No More Ransom Public and Private Sector Collaboration
The new No More Ransom initiative is non-commercial in nature and aims at cooperation between public and private actors in a common format. The initiative is open to cooperation with new partners due to the changing nature of ransomware programs, as digital criminals regularly create new variants.
Wilbert Paulissen, Director of the National Police Directorate for Criminal Investigation of the Dutch Police, said: "We, the Dutch police authorities, can not fight against digital crime on our own - and the programs ransomware particularly. This is a joint responsibility of the police, the Ministry of Justice, Europol, the IT companies and requires a joint effort. For this reason, I am very happy about our cooperation with Intel Security and Kaspersky Lab. Together we will do our best to stop criminals' money theft systems and return the encrypted records to their legitimate owners without the latter having to pay money. "

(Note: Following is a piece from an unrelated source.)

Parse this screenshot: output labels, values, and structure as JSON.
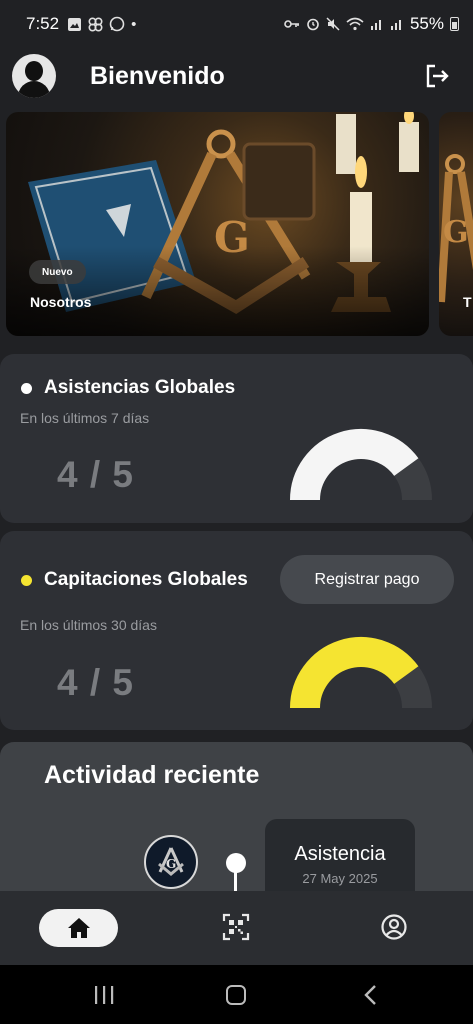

"Today, the biggest problem with crypto-ransomware programs is that users are directly paying criminals to take back the" locked "data they consider valuable. This strengthens illegal activities, so we are faced with an increase in the number of new players and the number of attacks. We can only change the situation if we coordinate our efforts to combat ransomware programs. The appearance of decryption tools is only the first step on this road. We expect this project to expand and soon there will be many more companies and law enforcement authorities from other countries who will fight with us to fight the ransomware programs, "said Jornt van der Wiel, Kaspersky Lab's Global Security and Research Researcher.
"No More Ransom demonstrates the value of public-private co-operation to take serious action against the fight against digital crime"Said Raj Samani, Intel Security Chief Technology Officer for EMEA. "This cooperation goes beyond sharing information, educating Internet users, and dismantling the groups behind these programs, by proceeding to actions that help effectively in repairing the damage caused to the victims. By restoring access to their systems, we provide users with confidence, showing them that they can act themselves and prevent the criminals from "rewarding" by paying ransom. "
Finally, Wil van Gemert, Deputy Director of Europol Operations, commented: "For a number of years, ransomware programs have been a major concern for prosecuting authorities in the EU. These malicious programs affect both citizens and businesses against computer and portable devices while criminals are developing increasingly sophisticated techniques to cause maximum impact on victim data. The No More Ransom initiative, like other similar programs, shows that cooperation between specialists and the League of Forces is the only way to successfully fight against digital crime. We believe that our initiative will help many people regain control of their files, while also raising awareness and informing the public about how to keep their devices' clean 'from malware'.
No More Ransom: Citizens must always report the attacks ransomware
It is extremely important to always report the attacks with ransomware, as it helps the prosecution authorities to have a more comprehensive and clear picture, thus enhancing their ability to neutralize the threats. The No More Ransom initiative offers victims the opportunity to report a crime, in-line with Europol's supervisory mechanism, which covers the national reporting mechanisms.
If in any way an Internet user falls victim to ransomware, it is important not to succumb to the pressure of the criminals and to pay a ransom. Each payment strengthens the actions of digital criminals. Moreover, the ransom payment offers no guarantee that access to the encrypted data will ultimately be granted to users.